Step aside Nicole. Although intended for Kim Cattrall, Penelope Skinner’s new play ‘Linda’ is no celebrity vehicle feebly driving a ready – made feminist message.
This is a play that gives you an idea of what it might have been like to watch a Greek tragedy as a Greek woman.
Here is the power and powerlessness of women writ large, “Changing the world one girl at a time” .The word woman is the elephant in the room. It’s dangerous, it could lead to depression or worse…
Why? The play explores what it is to be a woman, now, through the eyes of a typically dysfunctional modern family.
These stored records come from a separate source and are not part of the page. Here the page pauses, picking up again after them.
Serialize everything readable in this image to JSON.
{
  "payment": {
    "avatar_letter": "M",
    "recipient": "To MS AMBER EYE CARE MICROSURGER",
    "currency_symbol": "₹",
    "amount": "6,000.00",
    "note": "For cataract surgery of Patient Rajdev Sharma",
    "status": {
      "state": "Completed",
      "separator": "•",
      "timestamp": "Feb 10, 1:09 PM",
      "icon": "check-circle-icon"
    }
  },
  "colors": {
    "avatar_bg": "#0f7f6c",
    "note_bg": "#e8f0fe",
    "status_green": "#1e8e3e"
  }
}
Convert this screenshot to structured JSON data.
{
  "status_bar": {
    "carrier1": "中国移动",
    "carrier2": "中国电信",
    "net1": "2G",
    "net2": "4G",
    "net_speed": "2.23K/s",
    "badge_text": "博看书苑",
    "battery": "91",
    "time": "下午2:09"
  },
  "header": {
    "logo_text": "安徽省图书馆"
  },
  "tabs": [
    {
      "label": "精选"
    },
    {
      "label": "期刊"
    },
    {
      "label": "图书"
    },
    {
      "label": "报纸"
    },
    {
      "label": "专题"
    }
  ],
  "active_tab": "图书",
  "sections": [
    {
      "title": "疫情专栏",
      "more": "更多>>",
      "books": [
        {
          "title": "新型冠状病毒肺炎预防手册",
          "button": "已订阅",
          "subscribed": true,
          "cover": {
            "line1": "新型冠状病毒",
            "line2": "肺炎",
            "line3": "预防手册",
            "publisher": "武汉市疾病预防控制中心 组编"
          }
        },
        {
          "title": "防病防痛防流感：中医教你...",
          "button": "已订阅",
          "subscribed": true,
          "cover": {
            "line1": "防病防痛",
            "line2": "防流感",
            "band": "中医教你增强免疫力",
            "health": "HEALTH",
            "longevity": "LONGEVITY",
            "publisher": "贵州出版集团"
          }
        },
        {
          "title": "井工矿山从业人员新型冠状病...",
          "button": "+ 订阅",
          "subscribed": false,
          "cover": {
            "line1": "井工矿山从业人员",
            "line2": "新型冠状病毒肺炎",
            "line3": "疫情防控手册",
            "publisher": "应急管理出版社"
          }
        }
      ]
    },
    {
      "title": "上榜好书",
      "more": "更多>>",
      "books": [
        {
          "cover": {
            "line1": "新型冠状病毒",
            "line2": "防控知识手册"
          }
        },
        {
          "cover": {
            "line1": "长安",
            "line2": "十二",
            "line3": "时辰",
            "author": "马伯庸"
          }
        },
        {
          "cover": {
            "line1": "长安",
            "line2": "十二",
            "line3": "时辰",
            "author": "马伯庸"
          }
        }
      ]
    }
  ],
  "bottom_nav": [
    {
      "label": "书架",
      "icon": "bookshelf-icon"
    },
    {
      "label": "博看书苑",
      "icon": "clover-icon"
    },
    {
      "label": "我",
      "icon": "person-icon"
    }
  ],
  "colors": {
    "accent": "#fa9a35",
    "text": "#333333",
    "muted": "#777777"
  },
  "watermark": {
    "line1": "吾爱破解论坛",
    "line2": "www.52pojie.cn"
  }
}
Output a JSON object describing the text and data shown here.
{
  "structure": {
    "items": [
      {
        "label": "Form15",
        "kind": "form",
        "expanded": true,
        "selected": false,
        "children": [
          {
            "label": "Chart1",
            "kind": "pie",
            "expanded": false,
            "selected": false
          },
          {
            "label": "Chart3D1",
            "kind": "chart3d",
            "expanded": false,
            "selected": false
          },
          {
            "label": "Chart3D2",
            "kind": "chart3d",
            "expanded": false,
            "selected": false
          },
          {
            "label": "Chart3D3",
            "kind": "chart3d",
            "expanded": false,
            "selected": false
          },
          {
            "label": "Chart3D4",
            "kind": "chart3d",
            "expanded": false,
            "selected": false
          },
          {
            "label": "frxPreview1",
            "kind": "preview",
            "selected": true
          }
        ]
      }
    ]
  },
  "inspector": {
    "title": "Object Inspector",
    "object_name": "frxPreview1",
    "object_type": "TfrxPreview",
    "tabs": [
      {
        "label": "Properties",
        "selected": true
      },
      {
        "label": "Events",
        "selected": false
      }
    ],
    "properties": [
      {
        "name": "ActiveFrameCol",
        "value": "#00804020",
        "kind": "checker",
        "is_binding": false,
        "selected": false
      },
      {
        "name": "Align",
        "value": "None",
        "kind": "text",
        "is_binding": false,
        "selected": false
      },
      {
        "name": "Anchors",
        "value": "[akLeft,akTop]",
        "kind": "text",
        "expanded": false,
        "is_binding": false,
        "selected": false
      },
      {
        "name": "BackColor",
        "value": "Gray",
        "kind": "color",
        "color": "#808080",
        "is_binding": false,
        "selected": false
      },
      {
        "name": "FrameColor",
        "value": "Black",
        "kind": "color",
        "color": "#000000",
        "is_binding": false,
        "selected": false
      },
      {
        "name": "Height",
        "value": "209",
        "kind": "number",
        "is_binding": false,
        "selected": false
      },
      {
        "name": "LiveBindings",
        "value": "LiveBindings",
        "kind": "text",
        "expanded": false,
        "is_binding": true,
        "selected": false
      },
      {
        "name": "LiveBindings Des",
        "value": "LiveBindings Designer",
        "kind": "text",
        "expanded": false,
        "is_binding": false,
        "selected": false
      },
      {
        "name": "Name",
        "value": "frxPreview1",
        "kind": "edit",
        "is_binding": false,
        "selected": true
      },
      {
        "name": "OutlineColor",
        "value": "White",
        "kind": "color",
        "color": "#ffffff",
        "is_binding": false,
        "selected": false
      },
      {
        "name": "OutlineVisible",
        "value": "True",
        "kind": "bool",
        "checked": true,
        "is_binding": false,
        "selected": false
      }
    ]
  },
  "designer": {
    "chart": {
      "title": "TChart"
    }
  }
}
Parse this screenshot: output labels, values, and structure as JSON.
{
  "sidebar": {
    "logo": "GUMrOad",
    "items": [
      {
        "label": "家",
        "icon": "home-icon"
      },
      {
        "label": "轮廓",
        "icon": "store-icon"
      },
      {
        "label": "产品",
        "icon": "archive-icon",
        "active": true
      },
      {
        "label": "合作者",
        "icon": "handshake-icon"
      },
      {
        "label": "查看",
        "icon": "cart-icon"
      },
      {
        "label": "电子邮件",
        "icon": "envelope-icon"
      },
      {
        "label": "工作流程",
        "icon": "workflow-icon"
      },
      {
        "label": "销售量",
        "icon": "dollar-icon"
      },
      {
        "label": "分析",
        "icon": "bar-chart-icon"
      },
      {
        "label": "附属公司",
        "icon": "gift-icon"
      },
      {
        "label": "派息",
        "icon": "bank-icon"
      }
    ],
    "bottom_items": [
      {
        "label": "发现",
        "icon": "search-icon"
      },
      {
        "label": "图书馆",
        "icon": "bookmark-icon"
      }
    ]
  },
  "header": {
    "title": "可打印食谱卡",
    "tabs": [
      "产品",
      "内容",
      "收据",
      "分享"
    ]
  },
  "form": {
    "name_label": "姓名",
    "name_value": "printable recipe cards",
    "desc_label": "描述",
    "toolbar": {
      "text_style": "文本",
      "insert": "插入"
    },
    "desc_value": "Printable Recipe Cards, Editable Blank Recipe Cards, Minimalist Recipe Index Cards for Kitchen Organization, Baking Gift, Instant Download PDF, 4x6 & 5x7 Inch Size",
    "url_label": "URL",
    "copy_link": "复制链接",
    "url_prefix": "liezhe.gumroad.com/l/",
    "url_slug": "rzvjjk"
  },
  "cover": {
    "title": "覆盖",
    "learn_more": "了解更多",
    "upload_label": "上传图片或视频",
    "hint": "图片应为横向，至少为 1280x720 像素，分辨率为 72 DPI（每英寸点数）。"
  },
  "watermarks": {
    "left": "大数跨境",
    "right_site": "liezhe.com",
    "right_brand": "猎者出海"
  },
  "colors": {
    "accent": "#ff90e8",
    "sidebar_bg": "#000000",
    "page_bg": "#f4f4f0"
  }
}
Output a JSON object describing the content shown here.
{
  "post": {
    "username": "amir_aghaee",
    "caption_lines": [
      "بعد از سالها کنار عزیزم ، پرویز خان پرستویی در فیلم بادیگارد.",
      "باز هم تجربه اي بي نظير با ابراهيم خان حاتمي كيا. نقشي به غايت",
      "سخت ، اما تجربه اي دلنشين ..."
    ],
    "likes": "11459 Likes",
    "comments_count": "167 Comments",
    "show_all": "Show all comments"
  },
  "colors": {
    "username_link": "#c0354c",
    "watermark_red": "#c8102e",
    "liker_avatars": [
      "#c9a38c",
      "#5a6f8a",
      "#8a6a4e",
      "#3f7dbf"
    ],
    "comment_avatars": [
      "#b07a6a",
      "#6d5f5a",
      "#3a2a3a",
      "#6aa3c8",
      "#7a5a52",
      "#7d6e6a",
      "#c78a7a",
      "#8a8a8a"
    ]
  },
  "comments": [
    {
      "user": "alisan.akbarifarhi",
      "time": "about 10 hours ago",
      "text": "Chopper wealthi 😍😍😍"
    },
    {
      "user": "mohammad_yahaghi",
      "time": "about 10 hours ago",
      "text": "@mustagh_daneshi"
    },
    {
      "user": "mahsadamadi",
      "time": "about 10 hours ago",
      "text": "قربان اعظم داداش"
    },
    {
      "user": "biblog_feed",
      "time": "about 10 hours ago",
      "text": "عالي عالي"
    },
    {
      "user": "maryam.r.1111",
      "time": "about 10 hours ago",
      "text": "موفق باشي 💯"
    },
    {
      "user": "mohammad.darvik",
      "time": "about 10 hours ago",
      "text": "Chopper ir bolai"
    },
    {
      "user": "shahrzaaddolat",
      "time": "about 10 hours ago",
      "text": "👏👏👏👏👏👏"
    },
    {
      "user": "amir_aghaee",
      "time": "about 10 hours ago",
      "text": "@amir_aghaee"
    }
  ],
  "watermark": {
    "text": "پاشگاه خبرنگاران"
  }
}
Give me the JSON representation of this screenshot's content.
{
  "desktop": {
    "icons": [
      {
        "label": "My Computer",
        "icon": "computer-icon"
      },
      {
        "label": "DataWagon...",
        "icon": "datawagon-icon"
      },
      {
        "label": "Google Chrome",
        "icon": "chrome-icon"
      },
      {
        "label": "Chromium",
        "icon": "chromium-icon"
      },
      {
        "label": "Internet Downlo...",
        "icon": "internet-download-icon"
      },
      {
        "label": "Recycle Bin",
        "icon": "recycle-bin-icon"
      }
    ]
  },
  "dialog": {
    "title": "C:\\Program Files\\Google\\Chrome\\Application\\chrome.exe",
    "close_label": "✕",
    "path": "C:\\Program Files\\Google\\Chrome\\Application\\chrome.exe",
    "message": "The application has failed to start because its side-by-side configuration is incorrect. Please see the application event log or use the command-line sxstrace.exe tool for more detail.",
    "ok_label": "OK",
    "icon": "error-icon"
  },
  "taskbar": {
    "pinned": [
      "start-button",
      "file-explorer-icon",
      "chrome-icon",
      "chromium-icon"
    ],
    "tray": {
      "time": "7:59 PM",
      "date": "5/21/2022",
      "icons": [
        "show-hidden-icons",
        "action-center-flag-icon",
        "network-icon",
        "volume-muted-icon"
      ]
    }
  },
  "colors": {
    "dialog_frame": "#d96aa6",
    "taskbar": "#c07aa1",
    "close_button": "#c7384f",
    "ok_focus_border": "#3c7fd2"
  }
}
The play’s 5 women/girls face all the new “millenial” challenges, front – loaded with the old.
It’s staged on bright and wrinkle – free sufaces that ingeniously rotate us around and through Linda, the career – driven mother’s shiny, mirror-strewn, self – made world.
Work and home sets ingeniously pry into and reflect off eachother and back at the audience, showing what all the play ‘ s 5 female cast feel – The pressure to be, do and have everything, on display, with beauty as your foundation, funded by a far greater ad spend than “Truth”.
If ‘Linda’ means ‘the beautiful’, I’d love to task Penelope Skinner’s ingenious pen to write a sequel entitled ‘Vera’, ‘the true’.
Catch Linda in her last week at London’s Royal Court Theatre.